O cinema de animação proporciona visuais cativantes para o público infantil, mas não se limita a isso: por trás de cada cena há, também, uma lição importante inspirada em questões do mundo real

Nos últimos anos, uma crescente onda de filmes de animação que retratam relacionamentos familiares e fases do desenvolvimento infanto-juvenil tem dominado as salas de cinema. Obras como Encanto (2021), Red: Crescer é uma Fera (Turning Red, 2022) e Luca (2021) não escondem sobre que assuntos desejam tratar e difundem lições importantes para famílias, crianças e jovens. Mas será que esses ensinamentos realmente impactam na vida do espectador, seja ele adulto ou infantil, ou são esquecidos ao término de cada sessão?

Antes de entender como os filmes de animação podem contribuir — ou não — para melhorias na dinâmica familiar, é importante dar atenção aos motivos para esses temas tornarem-se tão recorrentes nos roteiros da Disney, Pixar, Dreamworks e diversos outros estúdios consagrados.


Um novo ideal familiar representado no cinema

Fabrícia Teixeira Borges, professora e vice-diretora do Instituto de Psicologia da Universidade de Brasília (UnB), explica que a integração das crianças na família é um processo que muda com o tempo e, nos últimos dez anos, houve um ganho de protagonismo das crianças dentro do núcleo familiar.

Segundo a professora, a dinâmica da família contemporânea é distinta da relação entre pais e filhos da geração passada. “Se pensarmos numa educação mais como a educação dos meus avós, da minha mãe, eles tinham muito menos protagonismo dentro da família do que as crianças de agora”, explica.

A dinâmica familiar moderna tenta compreender as crianças como seres humanos com  individualidades próprias. [Imagem: Reprodução/Freepik]

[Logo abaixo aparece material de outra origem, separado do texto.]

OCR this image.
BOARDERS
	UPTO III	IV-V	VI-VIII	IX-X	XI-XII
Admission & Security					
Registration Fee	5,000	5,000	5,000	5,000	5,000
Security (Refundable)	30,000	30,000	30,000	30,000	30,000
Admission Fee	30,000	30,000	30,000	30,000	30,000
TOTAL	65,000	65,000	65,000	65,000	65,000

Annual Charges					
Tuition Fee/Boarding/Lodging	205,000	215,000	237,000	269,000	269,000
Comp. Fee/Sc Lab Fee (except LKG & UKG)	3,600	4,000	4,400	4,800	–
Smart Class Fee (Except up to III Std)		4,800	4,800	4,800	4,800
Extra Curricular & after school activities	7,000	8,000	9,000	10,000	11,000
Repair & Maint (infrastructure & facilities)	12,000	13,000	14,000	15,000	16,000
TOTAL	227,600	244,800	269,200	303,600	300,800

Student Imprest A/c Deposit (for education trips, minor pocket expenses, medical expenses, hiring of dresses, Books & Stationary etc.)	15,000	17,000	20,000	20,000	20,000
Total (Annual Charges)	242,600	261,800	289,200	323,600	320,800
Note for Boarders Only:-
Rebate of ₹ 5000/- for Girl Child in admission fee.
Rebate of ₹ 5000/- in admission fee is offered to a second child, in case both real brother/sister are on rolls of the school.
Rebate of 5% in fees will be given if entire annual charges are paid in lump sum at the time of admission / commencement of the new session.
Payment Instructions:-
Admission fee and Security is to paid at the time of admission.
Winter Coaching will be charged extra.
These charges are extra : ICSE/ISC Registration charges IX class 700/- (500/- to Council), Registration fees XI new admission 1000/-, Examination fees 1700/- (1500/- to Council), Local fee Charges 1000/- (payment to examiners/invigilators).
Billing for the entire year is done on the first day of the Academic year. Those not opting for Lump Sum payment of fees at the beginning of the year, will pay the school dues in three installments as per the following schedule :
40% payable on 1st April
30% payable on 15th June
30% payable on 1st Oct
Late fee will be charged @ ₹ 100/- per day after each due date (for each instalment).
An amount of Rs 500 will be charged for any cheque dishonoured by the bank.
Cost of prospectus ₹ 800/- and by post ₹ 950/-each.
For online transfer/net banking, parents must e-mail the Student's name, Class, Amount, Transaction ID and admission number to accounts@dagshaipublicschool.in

Com as mudanças que transcorrem nos núcleos familiares, os roteiros cinematográficos passaram a abordar esses novos temas, como a educação não tóxica e não violenta e a saúde mental familiar. 

O professor André Luis Macedo, do curso de Cinema de Animação na Universidade Federal de Pelotas (UFPel), explica que o conceito básico do chamado roteiro aristotélico-grego — que tem origem no teatro da Grécia Antiga — consistia em ter um controle social a partir do que representava, como os valores pré-concebidos de relação de poder, rei, rainha, submissão, casamento e outros paradigmas históricos. Essa tentativa de controle social, agora através do audiovisual, aconteceu também em um passado não muito distante, quando a indústria de animação era dominada pela Disney.

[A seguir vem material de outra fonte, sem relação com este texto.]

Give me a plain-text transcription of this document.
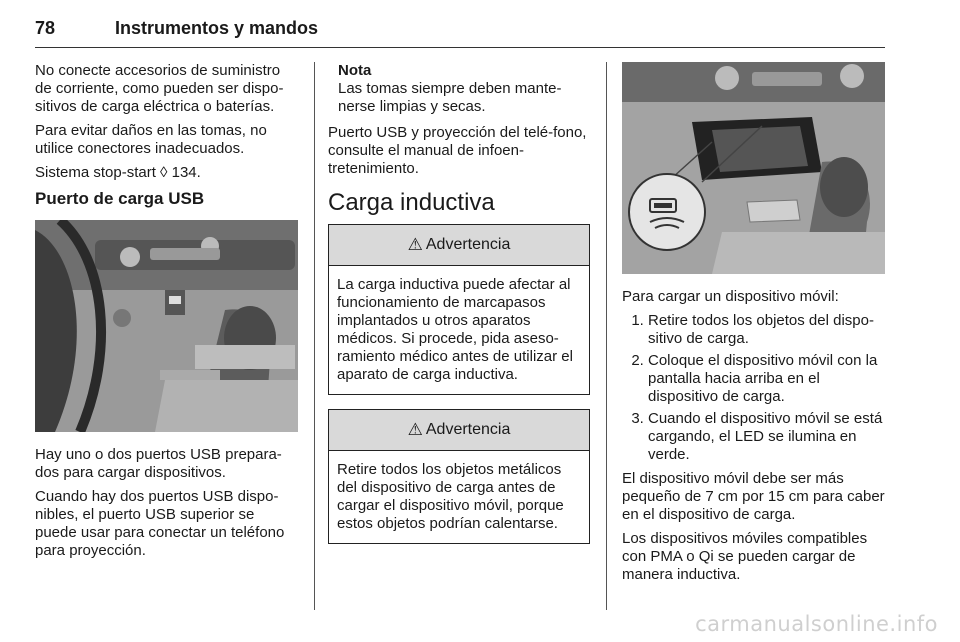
78	Instrumentos y mandos

No conecte accesorios de suministro de corriente, como pueden ser dispo-sitivos de carga eléctrica o baterías.

Para evitar daños en las tomas, no utilice conectores inadecuados.

Sistema stop-start ◊ 134.

Puerto de carga USB

Hay uno o dos puertos USB prepara-dos para cargar dispositivos.

Cuando hay dos puertos USB dispo-nibles, el puerto USB superior se puede usar para conectar un teléfono para proyección.

Nota
Las tomas siempre deben mante-nerse limpias y secas.

Puerto USB y proyección del telé-fono, consulte el manual de infoen-tretenimiento.

Carga inductiva
⚠ Advertencia
La carga inductiva puede afectar al funcionamiento de marcapasos implantados u otros aparatos médicos. Si procede, pida aseso-ramiento médico antes de utilizar el aparato de carga inductiva.
⚠ Advertencia
Retire todos los objetos metálicos del dispositivo de carga antes de cargar el dispositivo móvil, porque estos objetos podrían calentarse.

Para cargar un dispositivo móvil:

1. Retire todos los objetos del dispo-sitivo de carga.
2. Coloque el dispositivo móvil con la pantalla hacia arriba en el dispositivo de carga.
3. Cuando el dispositivo móvil se está cargando, el LED se ilumina en verde.

El dispositivo móvil debe ser más pequeño de 7 cm por 15 cm para caber en el dispositivo de carga.

Los dispositivos móviles compatibles con PMA o Qi se pueden cargar de manera inductiva.

carmanualsonline.info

Para o animador, os grandes estúdios de animação detinham um monopólio de poder que, hoje em dia, pelos espaços de streaming e animadores independentes, não existe de forma tão marcante. “O que acontece é que essas mídias, especialmente a Disney, não tendo monopólio, precisam se curvar para as demandas sociais que estão sempre evoluindo”. As produções mais recentes, portanto, abraçam os valores e lições do espectador, sem a tentativa de impor novas relações de controle.

Essa mudança tem o objetivo muito claro: ao trazer como tema principal das novas histórias as transformações mais marcantes da sociedade, os estúdios de animação se adequam à movimentação geral para atrair mais público. “Essas grandes produtoras precisam seguir essa evolução para poder manter uma relação com o público. Eles fazem isso não porque são bonzinhos, e sim porque querem mobilizar um grande público e querem arrecadar com isso”, ressalta André.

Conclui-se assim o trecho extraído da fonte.